Doch eigentlich geht es ihm um etwas ganz anderes. Der Gewerkschaftsboss befürchtet, dass seiner GDL der Boden unter den Füßen weggezogen wird. Denn die Bahnspitze ist entschlossen, das sogenannte Tarifeinheitsgesetz zur Anwendung zu bringen. Es besagt, dass in einem Betrieb derjenige Tarifvertrag gilt, den die Gewerkschaft mit den meisten Mitgliedern ausgehandelt hat. Die GDL ist aber deutlich kleiner als die konkurrierende Eisenbahnergewerkschaft EVG. Die EVG soll, so ist zu hören, in fast allen Bahn-tochterfirmen die Mehrheit haben. Tarifverträge mit der GDL wären dann aber wertlos und ihre Mitglieder müssten sich fragen, warum sie dort noch Mitglied sind.

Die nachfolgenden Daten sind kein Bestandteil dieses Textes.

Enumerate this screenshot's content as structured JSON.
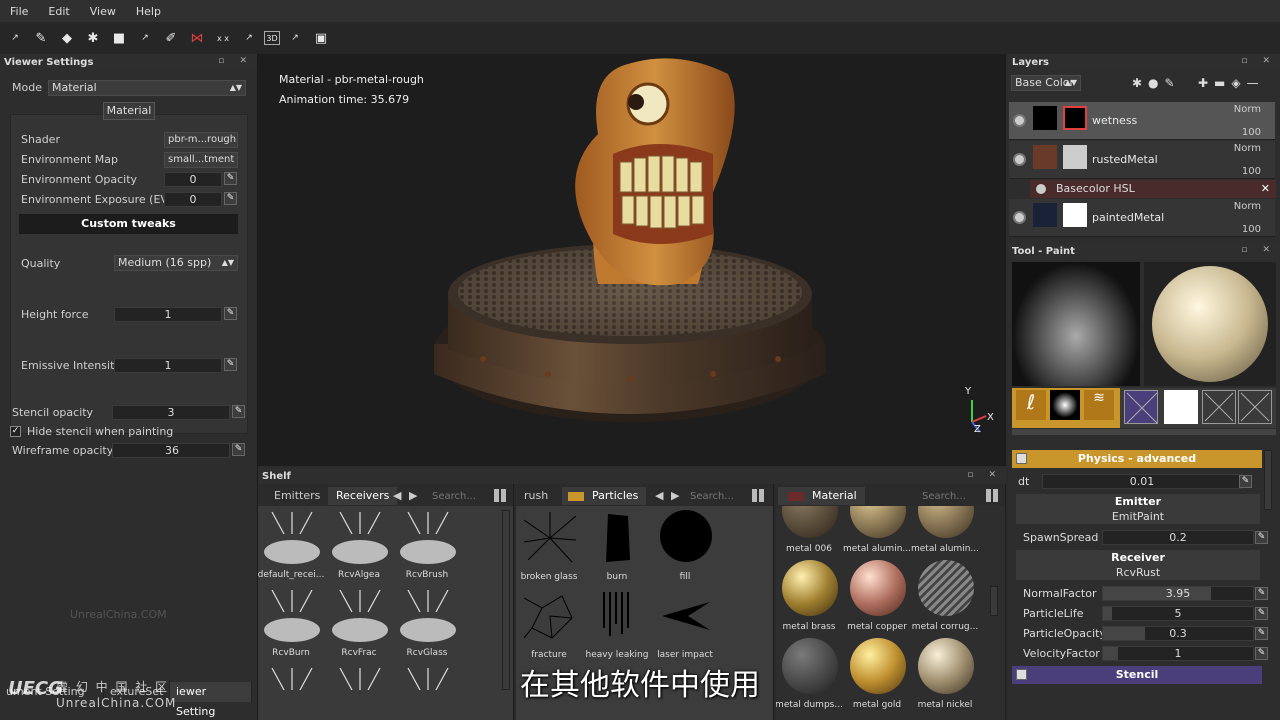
{
  "menu": [
    "File",
    "Edit",
    "View",
    "Help"
  ],
  "toolbar_icons": [
    "export-icon",
    "brush-icon",
    "eraser-icon",
    "particle-icon",
    "projection-icon",
    "export-icon",
    "eyedropper-icon",
    "symmetry-icon",
    "symmetry-xx-icon",
    "export-icon",
    "3d-icon",
    "export-icon",
    "camera-icon"
  ],
  "toolbar_labels": {
    "xx": "x x",
    "three_d": "3D"
  },
  "left": {
    "title": "Viewer Settings",
    "mode_label": "Mode",
    "mode_value": "Material",
    "material_button": "Material",
    "shader_label": "Shader",
    "shader_value": "pbr-m...rough",
    "envmap_label": "Environment Map",
    "envmap_value": "small...tment",
    "envopacity_label": "Environment Opacity",
    "envopacity_value": "0",
    "envexposure_label": "Environment Exposure (EV)",
    "envexposure_value": "0",
    "custom_tweaks": "Custom tweaks",
    "quality_label": "Quality",
    "quality_value": "Medium (16 spp)",
    "height_label": "Height force",
    "height_value": "1",
    "emissive_label": "Emissive Intensity",
    "emissive_value": "1",
    "stencil_label": "Stencil opacity",
    "stencil_value": "3",
    "hide_stencil_label": "Hide stencil when painting",
    "hide_stencil_checked": true,
    "wireframe_label": "Wireframe opacity",
    "wireframe_value": "36",
    "tabs": [
      "ument Setting",
      "extureSet",
      "iewer Setting"
    ]
  },
  "viewport": {
    "material_text": "Material - pbr-metal-rough",
    "anim_text": "Animation time: 35.679",
    "axis_y": "Y",
    "axis_x": "X",
    "axis_z": "Z"
  },
  "shelf": {
    "title": "Shelf",
    "col1": {
      "tabs": [
        "Emitters",
        "Receivers"
      ],
      "search": "Search...",
      "items": [
        "default_recei...",
        "RcvAlgea",
        "RcvBrush",
        "RcvBurn",
        "RcvFrac",
        "RcvGlass",
        "",
        "",
        ""
      ]
    },
    "col2": {
      "tabs": [
        "rush",
        "Particles"
      ],
      "search": "Search...",
      "items": [
        "broken glass",
        "burn",
        "fill",
        "fracture",
        "heavy leaking",
        "laser impact"
      ]
    },
    "col3": {
      "tabs": [
        "Material"
      ],
      "search": "Search...",
      "items": [
        "metal 006",
        "metal alumin...",
        "metal alumin...",
        "metal brass",
        "metal copper",
        "metal corrug...",
        "metal dumps...",
        "metal gold",
        "metal nickel"
      ]
    }
  },
  "layers": {
    "title": "Layers",
    "channel": "Base Color",
    "items": [
      {
        "name": "wetness",
        "mode": "Norm",
        "opacity": "100"
      },
      {
        "name": "rustedMetal",
        "mode": "Norm",
        "opacity": "100"
      },
      {
        "name": "paintedMetal",
        "mode": "Norm",
        "opacity": "100"
      }
    ],
    "effect": "Basecolor HSL"
  },
  "tool": {
    "title": "Tool - Paint",
    "slots": [
      "brush",
      "alpha",
      "physics",
      "stencil",
      "color",
      "height",
      "smooth"
    ],
    "physics_header": "Physics - advanced",
    "dt_label": "dt",
    "dt_value": "0.01",
    "emitter_header": "Emitter",
    "emitter_value": "EmitPaint",
    "spawn_label": "SpawnSpread",
    "spawn_value": "0.2",
    "receiver_header": "Receiver",
    "receiver_value": "RcvRust",
    "normal_label": "NormalFactor",
    "normal_value": "3.95",
    "life_label": "ParticleLife",
    "life_value": "5",
    "opacity_label": "ParticleOpacity",
    "opacity_value": "0.3",
    "velocity_label": "VelocityFactor",
    "velocity_value": "1",
    "stencil_header": "Stencil"
  },
  "subtitle": "在其他软件中使用",
  "watermark": {
    "logo": "UECG",
    "cn": "虚 幻 中 国 社 区",
    "en": "UnrealChina.COM",
    "en_faint": "UnrealChina.COM"
  },
  "colors": {
    "accent_orange": "#c8962a",
    "accent_purple": "#4a3f7a",
    "layer_effect": "#4a2b2b"
  }
}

Weselsky sieht sich also selbst im Existenzkampf, was Verhandlungen mit ihm nicht leichter macht. Das fürchtet auch die Bahn. „Was es jetzt gar nicht braucht, sind Versuche, unsere Belegschaft zu spalten und mit Streiks den aktuellen Aufwärtstrend zu gefährden“, appellierte der Bahn-chef. Der 57-Jährige versucht die GDL mit einer Zuckerbrot-und-peitsche-strategie zu zügeln. Die kleine Lokführergewerkschaft soll zwar weiter Tarifpartner bleiben, aber das Tarifeinheitsgesetz trotzdem gelten. Weselsky kauft das Lutz nicht ab: „Von seinem Ziel, die GDL zu eliminieren, ist der Arbeitgeber in Wahrheit keinen Millimeter abgerückt“, sagte er.

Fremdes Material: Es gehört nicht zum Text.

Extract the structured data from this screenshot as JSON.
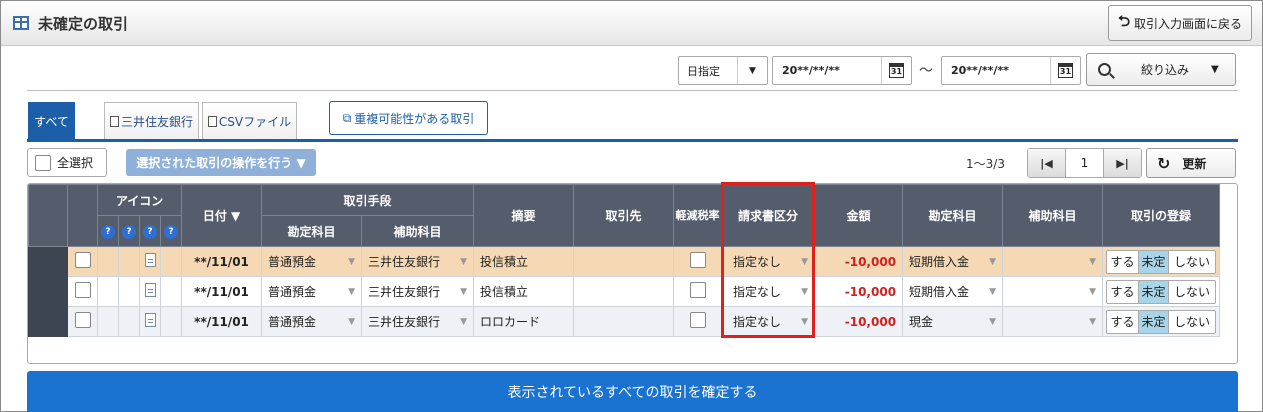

Die GDL mit Geld zuschütten kann die Bahn indes nicht, weil sie dann den üppigen Aufschlag allen ihren Mitarbeiterinnen und Mitarbeitern zahlen müsste. So sieht es die Mechanik im Unternehmen vor. Dann allerdings wäre die Ergebnisprognose für das Gesamtjahr nicht zu halten, die ohnehin mit minus 2 Milliarden Euro im roten Bereich liegt. Ab dem kommenden Jahr will das Unternehmen wieder Geld verdienen.